On Thu, Apr 08, 2021 at 05:20:00PM +0800, Wang Yugui wrote:
> Hi,
>
> > On Thu, Apr 08, 2021 at 07:28:01AM +0800, Wang Yugui wrote:
> > > Hi,
> > >
> > > > > > > upper caller:
> > > > > > > nofs_flag = memalloc_nofs_save();
> > > > > > > ret = btrfs_drew_lock_init(&root->snapshot_lock);
> > > > > > > memalloc_nofs_restore(nofs_flag);
> > > >
> > > > The issue is here. nofs is set which means percpu attempts an atomic
> > > > allocation. If it cannot find anything already allocated it isn't happy.
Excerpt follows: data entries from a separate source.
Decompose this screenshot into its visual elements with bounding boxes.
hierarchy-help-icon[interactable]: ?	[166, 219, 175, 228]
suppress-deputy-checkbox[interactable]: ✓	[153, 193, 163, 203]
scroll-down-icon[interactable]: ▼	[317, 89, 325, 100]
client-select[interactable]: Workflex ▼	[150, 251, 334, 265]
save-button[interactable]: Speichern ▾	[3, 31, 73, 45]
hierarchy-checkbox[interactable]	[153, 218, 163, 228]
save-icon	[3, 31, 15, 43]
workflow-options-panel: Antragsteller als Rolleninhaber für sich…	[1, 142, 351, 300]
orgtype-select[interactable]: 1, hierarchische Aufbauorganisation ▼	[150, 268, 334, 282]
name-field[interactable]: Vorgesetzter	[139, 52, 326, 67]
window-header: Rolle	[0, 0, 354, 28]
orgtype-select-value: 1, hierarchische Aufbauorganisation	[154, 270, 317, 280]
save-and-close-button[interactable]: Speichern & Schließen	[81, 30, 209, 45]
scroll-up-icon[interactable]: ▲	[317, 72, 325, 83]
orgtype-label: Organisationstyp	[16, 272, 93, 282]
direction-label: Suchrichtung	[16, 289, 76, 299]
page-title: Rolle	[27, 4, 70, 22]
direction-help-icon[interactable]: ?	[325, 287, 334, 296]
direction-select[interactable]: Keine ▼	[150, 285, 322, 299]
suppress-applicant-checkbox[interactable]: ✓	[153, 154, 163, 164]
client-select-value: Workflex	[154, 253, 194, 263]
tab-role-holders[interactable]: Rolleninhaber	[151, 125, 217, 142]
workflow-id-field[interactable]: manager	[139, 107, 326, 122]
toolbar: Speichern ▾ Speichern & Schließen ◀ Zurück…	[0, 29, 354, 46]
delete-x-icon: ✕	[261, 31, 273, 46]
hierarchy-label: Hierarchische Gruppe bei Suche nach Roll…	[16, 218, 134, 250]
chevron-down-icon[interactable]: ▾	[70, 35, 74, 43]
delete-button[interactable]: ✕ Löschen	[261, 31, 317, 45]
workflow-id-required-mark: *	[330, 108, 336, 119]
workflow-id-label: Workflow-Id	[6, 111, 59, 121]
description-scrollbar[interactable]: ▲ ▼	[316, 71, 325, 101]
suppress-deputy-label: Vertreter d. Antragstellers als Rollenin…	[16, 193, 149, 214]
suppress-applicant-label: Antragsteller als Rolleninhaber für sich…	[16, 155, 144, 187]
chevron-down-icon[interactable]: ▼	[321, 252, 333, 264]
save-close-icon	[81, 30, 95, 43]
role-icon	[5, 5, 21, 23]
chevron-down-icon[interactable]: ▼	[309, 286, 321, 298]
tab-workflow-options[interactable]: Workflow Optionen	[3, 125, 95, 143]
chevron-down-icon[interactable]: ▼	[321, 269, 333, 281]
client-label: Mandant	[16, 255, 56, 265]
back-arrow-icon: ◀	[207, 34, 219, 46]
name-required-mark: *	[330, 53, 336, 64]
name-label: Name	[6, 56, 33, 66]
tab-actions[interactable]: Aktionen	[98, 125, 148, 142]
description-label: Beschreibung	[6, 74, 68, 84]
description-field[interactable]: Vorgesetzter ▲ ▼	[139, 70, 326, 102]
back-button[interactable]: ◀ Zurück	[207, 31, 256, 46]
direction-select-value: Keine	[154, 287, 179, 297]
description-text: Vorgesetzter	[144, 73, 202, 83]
> > > > This was done before memalloc_nofs_{save/restore}() were pervasive.
> > > >
> > > > Percpu should probably try to allocate some pages if possible even if
> > > > nofs is set.
> > >
> > > Thanks.
> > >
> > > I will wait for the patch, and then test it.
> > >
> >
> > I'm currently a bit busy with some other things. Adding support I don't
> > think will be much work, just a little bit tricky.
> >
> > I recommend carrying what you have minus the change to reserved percpu
> > memory for now. If I'm the one to write it, I'll cc you.
> >
> > Thanks,
> > Dennis
>
>
> In the recent test, another problem is triggered too with my extended
> percpu buffer size patch. maybe this info is helpful.
>
> problem:
> OS/VGA console is freezed , and no call stace is outputed.
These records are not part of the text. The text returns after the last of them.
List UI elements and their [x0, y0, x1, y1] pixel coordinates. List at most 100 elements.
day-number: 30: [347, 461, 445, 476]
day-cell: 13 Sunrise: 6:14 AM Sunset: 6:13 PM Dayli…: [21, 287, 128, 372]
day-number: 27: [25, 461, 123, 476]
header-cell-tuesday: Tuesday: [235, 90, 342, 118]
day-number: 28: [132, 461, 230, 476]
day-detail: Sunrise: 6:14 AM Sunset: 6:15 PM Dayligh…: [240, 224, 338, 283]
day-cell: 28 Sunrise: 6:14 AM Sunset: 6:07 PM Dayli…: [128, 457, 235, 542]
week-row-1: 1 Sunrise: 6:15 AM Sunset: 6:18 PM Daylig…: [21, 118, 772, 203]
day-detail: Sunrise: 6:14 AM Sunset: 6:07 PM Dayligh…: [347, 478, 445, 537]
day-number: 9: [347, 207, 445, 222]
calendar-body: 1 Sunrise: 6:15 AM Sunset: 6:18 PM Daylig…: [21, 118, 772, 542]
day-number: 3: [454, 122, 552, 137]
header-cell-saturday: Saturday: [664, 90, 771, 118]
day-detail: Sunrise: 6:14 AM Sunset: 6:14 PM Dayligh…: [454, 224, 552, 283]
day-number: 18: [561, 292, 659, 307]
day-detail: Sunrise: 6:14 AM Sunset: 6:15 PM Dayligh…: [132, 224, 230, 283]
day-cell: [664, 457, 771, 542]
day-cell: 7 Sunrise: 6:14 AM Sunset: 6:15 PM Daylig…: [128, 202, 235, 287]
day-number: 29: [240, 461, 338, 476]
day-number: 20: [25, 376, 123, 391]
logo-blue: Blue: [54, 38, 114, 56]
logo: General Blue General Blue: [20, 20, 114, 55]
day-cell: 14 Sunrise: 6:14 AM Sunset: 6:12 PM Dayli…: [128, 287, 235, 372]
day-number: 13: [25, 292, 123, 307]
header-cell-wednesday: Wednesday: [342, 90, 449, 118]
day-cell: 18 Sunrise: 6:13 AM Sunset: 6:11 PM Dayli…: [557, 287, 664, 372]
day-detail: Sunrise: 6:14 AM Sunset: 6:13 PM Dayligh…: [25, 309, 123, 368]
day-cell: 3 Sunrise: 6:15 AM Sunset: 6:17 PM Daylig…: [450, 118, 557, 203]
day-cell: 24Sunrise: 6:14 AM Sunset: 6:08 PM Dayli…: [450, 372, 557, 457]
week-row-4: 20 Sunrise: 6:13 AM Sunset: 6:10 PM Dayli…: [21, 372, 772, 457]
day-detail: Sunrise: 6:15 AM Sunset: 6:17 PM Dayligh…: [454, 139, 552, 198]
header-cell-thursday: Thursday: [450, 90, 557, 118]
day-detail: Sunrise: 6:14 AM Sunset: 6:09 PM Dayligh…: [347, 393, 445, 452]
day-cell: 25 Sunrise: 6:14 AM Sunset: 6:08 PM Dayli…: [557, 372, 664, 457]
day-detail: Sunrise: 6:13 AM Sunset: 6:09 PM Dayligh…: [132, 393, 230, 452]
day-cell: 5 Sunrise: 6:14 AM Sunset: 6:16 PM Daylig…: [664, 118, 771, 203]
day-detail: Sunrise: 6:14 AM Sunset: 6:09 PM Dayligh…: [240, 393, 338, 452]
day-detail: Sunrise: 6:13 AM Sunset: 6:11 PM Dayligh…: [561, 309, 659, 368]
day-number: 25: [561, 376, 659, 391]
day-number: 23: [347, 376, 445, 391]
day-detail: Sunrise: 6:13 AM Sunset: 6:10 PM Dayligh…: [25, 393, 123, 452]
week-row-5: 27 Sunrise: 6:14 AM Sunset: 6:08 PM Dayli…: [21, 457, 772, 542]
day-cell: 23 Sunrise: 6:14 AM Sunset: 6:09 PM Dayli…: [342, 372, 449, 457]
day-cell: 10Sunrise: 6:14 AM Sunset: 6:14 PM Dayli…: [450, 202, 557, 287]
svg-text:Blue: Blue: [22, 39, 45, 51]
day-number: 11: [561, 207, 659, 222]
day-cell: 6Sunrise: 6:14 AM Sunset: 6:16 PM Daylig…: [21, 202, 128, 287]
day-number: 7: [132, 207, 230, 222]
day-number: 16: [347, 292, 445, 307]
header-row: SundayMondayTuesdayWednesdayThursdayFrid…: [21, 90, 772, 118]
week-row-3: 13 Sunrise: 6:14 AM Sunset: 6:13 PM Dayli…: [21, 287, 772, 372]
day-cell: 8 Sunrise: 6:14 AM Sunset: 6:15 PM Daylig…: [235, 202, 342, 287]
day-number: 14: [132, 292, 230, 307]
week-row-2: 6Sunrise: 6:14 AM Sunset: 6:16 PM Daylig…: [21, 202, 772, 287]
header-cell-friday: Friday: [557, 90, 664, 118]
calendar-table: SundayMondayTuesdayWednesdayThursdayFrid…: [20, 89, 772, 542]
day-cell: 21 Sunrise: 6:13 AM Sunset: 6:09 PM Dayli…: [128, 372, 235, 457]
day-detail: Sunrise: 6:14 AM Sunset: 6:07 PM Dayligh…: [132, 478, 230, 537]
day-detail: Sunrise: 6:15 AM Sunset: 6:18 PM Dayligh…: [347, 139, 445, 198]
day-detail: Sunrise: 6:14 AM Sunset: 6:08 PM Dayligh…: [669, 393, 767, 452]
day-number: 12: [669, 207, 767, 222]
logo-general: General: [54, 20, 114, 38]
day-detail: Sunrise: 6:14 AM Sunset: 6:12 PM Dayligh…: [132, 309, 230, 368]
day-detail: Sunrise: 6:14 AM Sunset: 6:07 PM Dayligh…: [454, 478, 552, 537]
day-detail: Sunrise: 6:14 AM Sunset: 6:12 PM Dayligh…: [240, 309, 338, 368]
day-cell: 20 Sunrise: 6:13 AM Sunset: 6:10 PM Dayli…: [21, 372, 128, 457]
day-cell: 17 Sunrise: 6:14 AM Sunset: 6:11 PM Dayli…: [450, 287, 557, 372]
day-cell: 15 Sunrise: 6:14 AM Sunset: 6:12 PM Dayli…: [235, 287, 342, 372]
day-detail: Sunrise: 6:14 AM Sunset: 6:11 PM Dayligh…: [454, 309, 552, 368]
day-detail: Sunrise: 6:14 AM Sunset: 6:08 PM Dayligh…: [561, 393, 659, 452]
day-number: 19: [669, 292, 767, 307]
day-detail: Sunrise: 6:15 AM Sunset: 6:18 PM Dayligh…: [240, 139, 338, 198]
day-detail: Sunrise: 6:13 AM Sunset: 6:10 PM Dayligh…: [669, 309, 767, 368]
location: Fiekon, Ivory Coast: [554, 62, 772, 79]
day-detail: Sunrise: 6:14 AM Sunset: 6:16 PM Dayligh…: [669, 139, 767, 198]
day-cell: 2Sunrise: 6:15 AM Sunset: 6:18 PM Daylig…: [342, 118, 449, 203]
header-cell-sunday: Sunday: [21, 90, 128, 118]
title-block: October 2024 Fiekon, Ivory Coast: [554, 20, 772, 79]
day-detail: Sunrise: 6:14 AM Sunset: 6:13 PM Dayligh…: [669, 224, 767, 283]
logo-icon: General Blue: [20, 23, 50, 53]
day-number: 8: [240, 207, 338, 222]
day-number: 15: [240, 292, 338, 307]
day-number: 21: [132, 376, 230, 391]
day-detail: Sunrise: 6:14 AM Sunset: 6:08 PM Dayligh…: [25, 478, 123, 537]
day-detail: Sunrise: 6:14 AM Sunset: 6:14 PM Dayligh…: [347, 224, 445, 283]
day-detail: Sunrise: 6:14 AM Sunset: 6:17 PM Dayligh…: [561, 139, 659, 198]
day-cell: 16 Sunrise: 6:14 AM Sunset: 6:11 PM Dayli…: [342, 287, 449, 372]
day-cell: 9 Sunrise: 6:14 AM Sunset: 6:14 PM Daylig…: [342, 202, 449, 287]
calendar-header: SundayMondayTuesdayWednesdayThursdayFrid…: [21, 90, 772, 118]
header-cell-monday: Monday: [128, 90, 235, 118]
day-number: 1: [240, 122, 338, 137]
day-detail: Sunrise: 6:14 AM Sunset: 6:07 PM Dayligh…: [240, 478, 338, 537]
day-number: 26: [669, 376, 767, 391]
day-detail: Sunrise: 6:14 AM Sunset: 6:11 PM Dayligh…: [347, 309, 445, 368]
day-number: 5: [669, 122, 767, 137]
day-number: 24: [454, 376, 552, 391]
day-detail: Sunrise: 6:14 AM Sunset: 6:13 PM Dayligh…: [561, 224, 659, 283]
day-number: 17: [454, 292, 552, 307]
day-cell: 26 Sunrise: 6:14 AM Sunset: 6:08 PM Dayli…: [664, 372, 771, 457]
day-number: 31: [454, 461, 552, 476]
> Just some info is outputed to IPMI/dell iDRAC
> 2 | 04/03/2021 | 11:35:01 | OS Critical Stop #0x46 | Run-time critical
> stop () | Asserted
> 3 | Linux kernel panic: Fatal excep
> 4 | Linux kernel panic: tion
> 5 | 04/05/2021 | 19:09:14 | OS Critical Stop #0x46 | Run-time critical
> stop () | Asserted
> 6 | Linux kernel panic: Fatal excep
> 7 | Linux kernel panic: tion
> 8 | 04/06/2021 | 13:08:42 | OS Critical Stop #0x46 | Run-time critical
> stop () | Asserted
> 9 | Linux kernel panic: Fatal excep
> a | Linux kernel panic: tion
> b | 04/08/2021 | 02:12:46 | OS Critical Stop #0x46 | Run-time critical
> stop () | Asserted
> c | Linux kernel panic: Fatal excep
> d | Linux kernel panic: tion
Unfortunately non of the above to me is useful.
> kernel: at least 5.10.26/5.10.27/5.10.28
>
> This problem is triggered by our application, NOT xfstests.
> But our applicaiton have some heavy write load just like xfstest/generic/476.
> Our application use at most 75% of memory, if still not enough,
> it will write out all buffer info to filesystem.
Do you use cgroups at all? If yes can you describe the workload pattern
a bit.
> This problem is happen in linux kernel 5.10.x, but not happen in linux
> kernel 5.4.x. It have high frequency to repduce too.
Ah. Can you try the following patch?
https://lore.kernel.org/lkml/[email protected]/
Thanks,
Dennis